The world’s largest coal miner, Coal India Ltd (CIL) plans to build 3 GW solar power capacity by March 2024 in the form of 14 rooftop and ground mounted solar power plants, it announced in an official statement covered by media reports.This solar power will enable the Indian government owned coal mining company also to lower its annual power consumption bills to add to its bottomline at the end of the day, and also support its efforts to become a net zero energy company. For comparison, it shares that during FY 2020, its annual power consumption bills added up to INR 34 billion ($459 million), accounting for around 4.4% of its revenue expenses for the year.

The 3 GW capacity will be added in phases with 220 MW to come up in 2021-22, 1.293 GW in 2022-23 and 1.34 GW in 2023-24. Additionally, it is in talks with fellow state owned entity National Thermal Power Corporation (NTPC) to purchase 140 MW solar power under the central government backed Central Public Sector Enterprise (CPSU) Scheme (see IREDA Replaces SECI For CPSU Phase-II Solar Scheme).

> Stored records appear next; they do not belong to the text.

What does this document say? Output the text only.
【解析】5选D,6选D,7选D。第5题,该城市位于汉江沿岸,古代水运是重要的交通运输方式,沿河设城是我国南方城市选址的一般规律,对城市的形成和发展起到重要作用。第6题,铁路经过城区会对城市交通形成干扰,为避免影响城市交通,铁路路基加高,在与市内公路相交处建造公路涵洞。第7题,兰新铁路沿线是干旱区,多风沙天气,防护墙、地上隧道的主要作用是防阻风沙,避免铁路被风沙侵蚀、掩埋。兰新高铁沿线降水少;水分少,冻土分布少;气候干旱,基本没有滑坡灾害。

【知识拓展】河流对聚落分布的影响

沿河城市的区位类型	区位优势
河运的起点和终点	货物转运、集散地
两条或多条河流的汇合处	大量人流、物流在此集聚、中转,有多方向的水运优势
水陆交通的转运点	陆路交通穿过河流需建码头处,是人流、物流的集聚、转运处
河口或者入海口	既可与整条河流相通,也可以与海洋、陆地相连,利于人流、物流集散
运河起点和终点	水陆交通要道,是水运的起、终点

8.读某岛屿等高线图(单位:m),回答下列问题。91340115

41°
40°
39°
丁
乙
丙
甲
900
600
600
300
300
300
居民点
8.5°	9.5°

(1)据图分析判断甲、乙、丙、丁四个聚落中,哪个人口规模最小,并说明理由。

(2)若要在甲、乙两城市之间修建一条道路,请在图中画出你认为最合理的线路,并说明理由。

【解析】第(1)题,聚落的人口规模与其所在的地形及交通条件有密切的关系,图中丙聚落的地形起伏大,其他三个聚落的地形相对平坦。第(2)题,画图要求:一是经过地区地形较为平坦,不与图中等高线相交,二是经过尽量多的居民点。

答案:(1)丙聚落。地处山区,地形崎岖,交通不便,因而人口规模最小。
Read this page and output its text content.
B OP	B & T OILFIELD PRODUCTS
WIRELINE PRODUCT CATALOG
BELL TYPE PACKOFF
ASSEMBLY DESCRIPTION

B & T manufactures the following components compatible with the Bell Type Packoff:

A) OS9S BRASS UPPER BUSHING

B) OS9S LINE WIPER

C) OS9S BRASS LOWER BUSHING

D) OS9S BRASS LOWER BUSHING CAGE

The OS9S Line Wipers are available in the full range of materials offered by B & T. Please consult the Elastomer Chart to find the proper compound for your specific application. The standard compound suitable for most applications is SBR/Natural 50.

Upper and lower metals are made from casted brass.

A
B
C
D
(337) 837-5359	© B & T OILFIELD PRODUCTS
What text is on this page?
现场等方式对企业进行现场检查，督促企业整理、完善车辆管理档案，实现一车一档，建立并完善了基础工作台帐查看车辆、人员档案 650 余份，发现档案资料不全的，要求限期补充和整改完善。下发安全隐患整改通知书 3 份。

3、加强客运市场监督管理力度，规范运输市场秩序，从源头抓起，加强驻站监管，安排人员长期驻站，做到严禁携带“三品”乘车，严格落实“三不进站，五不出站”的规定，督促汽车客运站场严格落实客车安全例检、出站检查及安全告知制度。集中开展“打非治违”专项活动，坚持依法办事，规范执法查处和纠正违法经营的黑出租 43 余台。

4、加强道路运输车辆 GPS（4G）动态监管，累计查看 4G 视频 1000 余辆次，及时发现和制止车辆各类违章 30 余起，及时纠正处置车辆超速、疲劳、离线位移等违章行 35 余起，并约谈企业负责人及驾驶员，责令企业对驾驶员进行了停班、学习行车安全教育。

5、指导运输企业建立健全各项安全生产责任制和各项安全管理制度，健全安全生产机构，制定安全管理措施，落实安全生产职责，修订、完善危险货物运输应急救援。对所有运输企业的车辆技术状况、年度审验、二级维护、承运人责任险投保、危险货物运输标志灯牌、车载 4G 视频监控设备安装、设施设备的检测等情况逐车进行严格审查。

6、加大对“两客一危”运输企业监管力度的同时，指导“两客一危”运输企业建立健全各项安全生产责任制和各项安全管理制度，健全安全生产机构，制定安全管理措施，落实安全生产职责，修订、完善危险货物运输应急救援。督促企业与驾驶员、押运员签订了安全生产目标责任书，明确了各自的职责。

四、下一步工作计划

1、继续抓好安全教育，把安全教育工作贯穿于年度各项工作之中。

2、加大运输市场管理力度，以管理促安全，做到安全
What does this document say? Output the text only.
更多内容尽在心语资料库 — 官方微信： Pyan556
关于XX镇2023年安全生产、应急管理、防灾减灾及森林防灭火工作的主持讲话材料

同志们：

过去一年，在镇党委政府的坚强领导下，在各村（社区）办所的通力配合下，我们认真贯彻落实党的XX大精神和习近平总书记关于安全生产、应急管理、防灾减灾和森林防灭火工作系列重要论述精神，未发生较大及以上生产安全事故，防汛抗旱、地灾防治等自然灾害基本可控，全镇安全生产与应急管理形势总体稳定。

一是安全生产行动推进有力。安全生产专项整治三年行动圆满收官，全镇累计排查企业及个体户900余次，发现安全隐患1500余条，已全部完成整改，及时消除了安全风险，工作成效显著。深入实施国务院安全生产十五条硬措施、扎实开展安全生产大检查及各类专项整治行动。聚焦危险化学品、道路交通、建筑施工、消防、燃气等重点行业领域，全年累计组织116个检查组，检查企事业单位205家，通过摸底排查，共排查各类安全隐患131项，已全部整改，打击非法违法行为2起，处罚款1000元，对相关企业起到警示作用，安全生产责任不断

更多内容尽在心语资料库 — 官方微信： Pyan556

For the initial 220 MW capacity, it has already identified land through subsidiaries. The coal giant entered a joint venture agreement with lignite mining company NLC India to develop 5 GW solar and thermal power generation in July 2020 (see 5 GW Solar & Thermal Project Partnership In India). Following this, it floated a joint venture called Coal Lignite Urja Vikas Private Limited earlier this month on November 10, 2020 to develop 1 GW solar power capacity.

CIL is also exploring solar power through joint ventures with the Solar Energy Corporation of India (SECI) and NTPC for 1 GW each, it informed.

It will invest INR 56.5 billion ($763 million) to realize this capacity addition, investing INR 36.5 billion ($493 million) as capital expenditure and the remaining amount will be raised through joint venture (JV) route.

In its 2018 strategy document titled Coal Vision 2030, CIL acknowledged that solar PV and energy storage technologies are casting serious doubts on the future of coal (see PV and Storage Threatening Coal’s Future In India).

Recently the Government of India decided to open up domestic commercial coal mining for the private sector and held the 1st auction but India Ratings & Research said it failed to attract interest from bidders due to the preference for clean energy compared to fossil fuels (see India PV Snippets: Airtel, AP, Textile, MNRE, Ind-Ra).